8 and 16 0 kDa presumably represent VP11–145 fragments since they

8 and 16.0 kDa presumably represent VP11–145 fragments since they closely match the predicted mass and differ by about the same mass (0.2 kDa) as both VP1 peaks. The peak at 18.8 kDa closest matches fragments VP21–167. This complete cleavage OSI-744 after VP1 residue 145 and partial cleavage after VP2 residue 167 is further confirmed by the

presence of peaks at 34.7 and 40.4 kDa that can be explained by the presence of a disulfide bond between part of the VP1 and VP2 molecules. The peaks at 5239 and 6193 Da match closely with fragments VP1155–200 and VP1146–200, respectively. Furthermore, this interpretation is consistent with the previously observed cleavage after VP1 residue 145 and suggests partial cleavage after VP1 residue 154. Two further peaks at 5267 and 6221 Da differ by 28 Da from these two peaks, suggesting that they represent variants of these fragments. Although the peaks of low height at 5447 and 6395 Da match closest to fragments VP1158–204 (5460 Da) and VP1110–169 (6392 Da), respectively, this interpretation is not consistent with VP1 cleavages occurring after residues 145 and 200. Since these Afatinib peaks differ by about the same mass (208 and 202 Da, respectively) from the peaks at 5239 and 6193 Da and have the same relative height as these peaks, it is more likely that

they represent another variant of these fragments. The closest matching fragments of the peaks at 5039 and 5993 Da (see Table 1) are not consistent with cleavages occurring after VP1 residues 145 and 154. As a result the identity of these peaks is uncertain.
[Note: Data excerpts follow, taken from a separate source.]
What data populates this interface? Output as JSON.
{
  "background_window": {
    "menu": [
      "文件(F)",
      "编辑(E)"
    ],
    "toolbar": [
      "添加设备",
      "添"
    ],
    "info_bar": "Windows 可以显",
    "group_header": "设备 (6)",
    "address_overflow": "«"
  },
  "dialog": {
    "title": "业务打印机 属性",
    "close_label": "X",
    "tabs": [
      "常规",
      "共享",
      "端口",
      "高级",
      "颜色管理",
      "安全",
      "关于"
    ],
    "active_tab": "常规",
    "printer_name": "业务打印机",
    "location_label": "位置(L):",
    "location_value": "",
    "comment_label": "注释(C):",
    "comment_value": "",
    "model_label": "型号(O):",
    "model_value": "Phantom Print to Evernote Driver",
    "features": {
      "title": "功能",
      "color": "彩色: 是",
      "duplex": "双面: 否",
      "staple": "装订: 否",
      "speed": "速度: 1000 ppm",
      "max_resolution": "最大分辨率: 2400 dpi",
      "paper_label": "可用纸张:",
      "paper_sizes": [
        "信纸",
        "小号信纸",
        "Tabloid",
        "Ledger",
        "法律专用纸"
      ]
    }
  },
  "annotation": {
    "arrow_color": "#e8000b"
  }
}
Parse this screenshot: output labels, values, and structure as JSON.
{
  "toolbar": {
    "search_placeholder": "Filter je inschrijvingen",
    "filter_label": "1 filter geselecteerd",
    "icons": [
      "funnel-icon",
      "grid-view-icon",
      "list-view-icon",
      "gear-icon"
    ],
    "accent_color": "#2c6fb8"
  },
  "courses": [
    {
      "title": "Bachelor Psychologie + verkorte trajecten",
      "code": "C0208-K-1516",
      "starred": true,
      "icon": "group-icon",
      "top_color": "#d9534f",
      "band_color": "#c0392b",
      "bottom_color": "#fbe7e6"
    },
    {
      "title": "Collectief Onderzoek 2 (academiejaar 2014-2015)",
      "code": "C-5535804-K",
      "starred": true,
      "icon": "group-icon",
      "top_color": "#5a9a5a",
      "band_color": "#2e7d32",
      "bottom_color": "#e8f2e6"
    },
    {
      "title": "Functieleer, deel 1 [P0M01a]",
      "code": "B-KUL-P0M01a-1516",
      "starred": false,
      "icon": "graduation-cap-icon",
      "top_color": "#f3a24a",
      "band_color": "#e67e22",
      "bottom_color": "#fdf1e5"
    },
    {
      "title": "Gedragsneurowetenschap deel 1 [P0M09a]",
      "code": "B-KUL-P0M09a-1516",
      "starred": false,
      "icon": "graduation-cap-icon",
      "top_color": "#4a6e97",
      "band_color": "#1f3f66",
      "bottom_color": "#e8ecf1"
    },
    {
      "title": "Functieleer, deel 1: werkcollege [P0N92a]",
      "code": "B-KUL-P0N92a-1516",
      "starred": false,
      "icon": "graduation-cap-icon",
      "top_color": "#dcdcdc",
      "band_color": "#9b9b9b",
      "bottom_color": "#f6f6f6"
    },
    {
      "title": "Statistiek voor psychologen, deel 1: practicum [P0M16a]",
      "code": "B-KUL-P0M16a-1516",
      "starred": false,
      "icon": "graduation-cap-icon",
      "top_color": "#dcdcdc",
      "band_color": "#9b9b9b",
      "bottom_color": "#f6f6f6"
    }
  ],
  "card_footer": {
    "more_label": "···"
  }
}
We next analysed the proteolytic stability of FMDV O1 Manisa antigen by SELDI-TOF-MS in an accelerated stability study by incubation of the antigen at 35 °C for 2 weeks. The height of the VP1 peaks gradually decreased during this

2-week Oxygenase incubation period whereas the height of the VP2 peak remained constant (Fig. 4a–d). Two peaks of low height at about 22.2 and 22.4 kDa appear upon prolonged incubation at 35 °C (Fig. 4a–d), which could represent VP1 degradation products. Further degradation products were not observed. Incubation of the antigen at 4 °C for 2 weeks did not reveal such VP1 degradation (cf. Fig. 4a and e). We next analysed FMDV O1 Manisa antigen after addition of the adjuvant, a double oil emulsion, by SELDI-TOF-MS using immunocapture with the VP1 specific VHH M8. The relative height of the VP4 peak as compared to the VP2 or VP1–VP2 dimer peak did not vary before or after emulsification (cf. Fig. 5a and b). The ratio between the VP4 and VP2 peak height is 70/7.9 (8.9) before emulsification and 30/3.6 (8.4) after emulsification. This indicates that equal amounts of VP4 remained associated with FMDV virions after emulsification. The heights of the spectral peaks representing VP1, VP2, VP4 and VP1–VP2 dimers in DOE vaccine (Fig. 5b) were somewhat reduced as compared to the profiles obtained with the antigen before emulsification (Fig. 5a).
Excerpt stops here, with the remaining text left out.